Os antepassados de Guillon de Prince possuíam navios que transportaram cerca de 4.500 africanos escravizados e plantações no Caribe. O pedido foi feito durante evento que antecedeu a inauguração de um mastro simbólico de navio.
“Diante do aumento do racismo, senti a responsabilidade de não deixar esse passado ser apagado”, afirmou. Ele disse ainda que pretende transmitir a história familiar às próximas gerações.
O evento contou com a participação de Dieudonné Boutrin, um descendente de escravos da ilha de Martinica. Segundo ele, o gesto representa um ato de coragem diante do silêncio de outras famílias com histórico semelhante.

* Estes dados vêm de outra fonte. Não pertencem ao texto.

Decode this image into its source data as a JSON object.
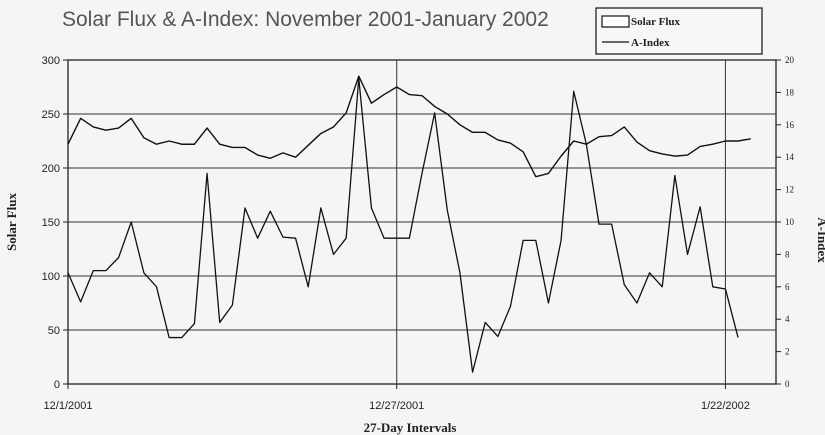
{
  "chart_data": {
    "type": "line",
    "title": "Solar Flux & A-Index: November 2001-January 2002",
    "xlabel": "27-Day Intervals",
    "ylabel": "Solar Flux",
    "ylabel_right": "A-Index",
    "x_ticks": [
      {
        "label": "12/1/2001",
        "day": 0
      },
      {
        "label": "12/27/2001",
        "day": 26
      },
      {
        "label": "1/22/2002",
        "day": 52
      }
    ],
    "xlim": [
      0,
      56
    ],
    "ylim": [
      0,
      300
    ],
    "ylim_right": [
      0,
      20
    ],
    "yticks": [
      0,
      50,
      100,
      150,
      200,
      250,
      300
    ],
    "yticks_right": [
      0,
      2,
      4,
      6,
      8,
      10,
      12,
      14,
      16,
      18,
      20
    ],
    "legend": {
      "position": "top-right",
      "entries": [
        "Solar Flux",
        "A-Index"
      ]
    },
    "series": [
      {
        "name": "Solar Flux",
        "axis": "left",
        "values": [
          222,
          246,
          238,
          235,
          237,
          246,
          228,
          222,
          225,
          222,
          222,
          237,
          222,
          219,
          219,
          212,
          209,
          214,
          210,
          221,
          232,
          238,
          251,
          285,
          260,
          268,
          275,
          268,
          267,
          257,
          250,
          240,
          233,
          233,
          226,
          223,
          215,
          192,
          195,
          211,
          225,
          222,
          229,
          230,
          238,
          224,
          216,
          213,
          211,
          212,
          220,
          222,
          225,
          225,
          227
        ]
      },
      {
        "name": "A-Index",
        "axis": "left",
        "values": [
          103,
          76,
          105,
          105,
          117,
          150,
          103,
          90,
          43,
          43,
          56,
          195,
          57,
          73,
          163,
          135,
          160,
          136,
          135,
          90,
          163,
          120,
          135,
          283,
          163,
          135,
          135,
          135,
          195,
          251,
          161,
          103,
          11,
          57,
          44,
          72,
          133,
          133,
          75,
          133,
          271,
          222,
          148,
          148,
          92,
          75,
          103,
          90,
          193,
          120,
          164,
          90,
          88,
          43
        ]
      }
    ]
  }
}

Entre os séculos 15 e 19, cerca de 12,5 milhões de africanos foram escravizados e transportados à força. A França foi responsável por aproximadamente 1,3 milhão desses casos. O país reconheceu a escravidão como crime contra a humanidade em 2001, mas não apresentou um pedido formal de desculpas.
Guillon de Prince afirmou que outras famílias e o governo francês deveriam adotar medidas semelhantes, incluindo ações mais amplas para lidar com o legado histórico da escravidão.